Una vez asentadas en los años 60 y 70 las corrientes informalista, conceptual y minimalista, artistas de diferentes ciudades europeas reivindican “la pintura como tema de la pintura”, con la voluntad de recuperar este género tradicional que había sido objeto de rechazo durante las décadas anteriores. Los “Nuevos salvajes” o “Nuevos expresionistas” en el caso de Alemania y la “Transvanguardia” en Italia, son los términos acuñados para denominar a los artistas que promulgan la consagración de la pintura, que  a su vez influirán en los artistas del  territorio español.
 
Los primeros años de la década de los ochenta significaron, además de la consagración de la pintura, el asentamiento de la figuración y del “estilo del no estilo”, desligando la pintura de cualquier trasfondo político, social o tecnológico, como reflejan la obra de Miquel Barceló,  Maria Carbonero, Ferran García Sevilla, Antón Patiño y Charo Pradas.

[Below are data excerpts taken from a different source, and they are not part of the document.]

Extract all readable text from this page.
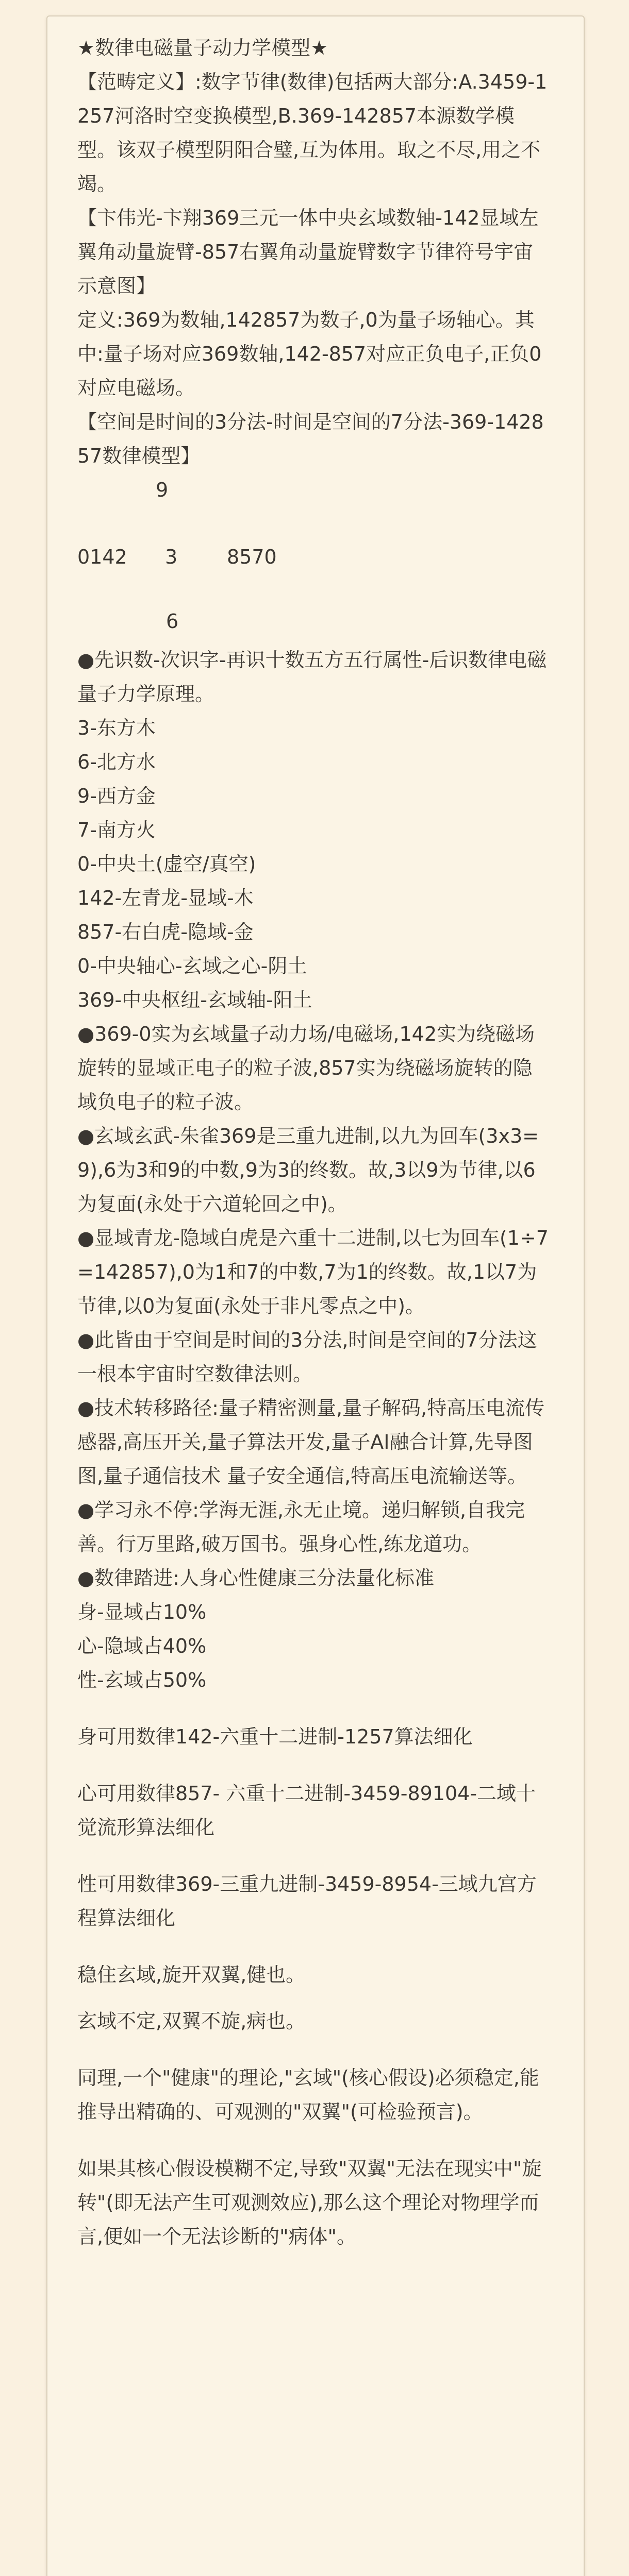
★数律电磁量子动力学模型★
【范畴定义】:数字节律(数律)包括两大部分:A.3459-1257河洛时空变换模型,B.369-142857本源数学模型。该双子模型阴阳合璧,互为体用。取之不尽,用之不竭。
【卞伟光-卞翔369三元一体中央玄域数轴-142显域左翼角动量旋臂-857右翼角动量旋臂数字节律符号宇宙示意图】
定义:369为数轴,142857为数子,0为量子场轴心。其中:量子场对应369数轴,142-857对应正负电子,正负0对应电磁场。
【空间是时间的3分法-时间是空间的7分法-369-142857数律模型】
9
0142 3	8570
6
●先识数-次识字-再识十数五方五行属性-后识数律电磁量子力学原理。
3-东方木
6-北方水
9-西方金
7-南方火
0-中央土(虚空/真空)
142-左青龙-显域-木
857-右白虎-隐域-金
0-中央轴心-玄域之心-阴土
369-中央枢纽-玄域轴-阳土
●369-0实为玄域量子动力场/电磁场,142实为绕磁场旋转的显域正电子的粒子波,857实为绕磁场旋转的隐域负电子的粒子波。
●玄域玄武-朱雀369是三重九进制,以九为回车(3x3=9),6为3和9的中数,9为3的终数。故,3以9为节律,以6为复面(永处于六道轮回之中)。
●显域青龙-隐域白虎是六重十二进制,以七为回车(1÷7=142857),0为1和7的中数,7为1的终数。故,1以7为节律,以0为复面(永处于非凡零点之中)。
●此皆由于空间是时间的3分法,时间是空间的7分法这一根本宇宙时空数律法则。
●技术转移路径:量子精密测量,量子解码,特高压电流传感器,高压开关,量子算法开发,量子AI融合计算,先导图图,量子通信技术 量子安全通信,特高压电流输送等。
●学习永不停:学海无涯,永无止境。递归解锁,自我完善。行万里路,破万国书。强身心性,练龙道功。
●数律踏进:人身心性健康三分法量化标准
身-显域占10%
心-隐域占40%
性-玄域占50%
身可用数律142-六重十二进制-1257算法细化
心可用数律857- 六重十二进制-3459-89104-二域十觉流形算法细化
性可用数律369-三重九进制-3459-8954-三域九宫方程算法细化
稳住玄域,旋开双翼,健也。
玄域不定,双翼不旋,病也。
同理,一个"健康"的理论,"玄域"(核心假设)必须稳定,能推导出精确的、可观测的"双翼"(可检验预言)。
如果其核心假设模糊不定,导致"双翼"无法在现实中"旋转"(即无法产生可观测效应),那么这个理论对物理学而言,便如一个无法诊断的"病体"。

Una figuración que también convive con otras propuestas como la abstracción lírica, representada en la exposición a través de José Manuel Broto y Xavier Grau.
 
El paso a la nueva década también tuvo como resultado la importancia de la investigación pictórica centrada en la materia, como reflejan dos obras de José María Sicilia y Miquel Barceló. De 1990 en adelante, abstracción y figuración conviven en el medio pictórico mientras tiene lugar el auge de otras disciplinas artísticas como la fotografía, la escultura o el vídeo: la propuesta abstracta de carácter geométrico, representada por Erwin Bechtold, Miguel Ángel Campano y Ramon Canet y la abstracción gestual y matérica con reminiscencias de la figuración plasmada por Rafa Forteza y Guillem Nadal. Junto a ellos, la obra de Luis Gordillo, precedente de la nueva figuración madrileña nacida en los setenta y que se decanta desde los ochenta por la abstracción, concebida desde su visión personal y a través de recursos como la multiplicidad o la superposición.
 
Una figuración narrativa como la que plantean Miki Leal, Nicholas Woods y Abraham Lacalle (este último,  a través de metáforas a medio camino entre la abstracción y la figuración), y Victoria Civera (que nos remite a una figuración “inventada” por medio de iconografías femeninas), cierra el recorrido planteado. Son los representantes de la nueva figuración que se desarrolla desde el año 2000 en adelante, y que sigue reafirmando el valor de la pintura en la actualidad.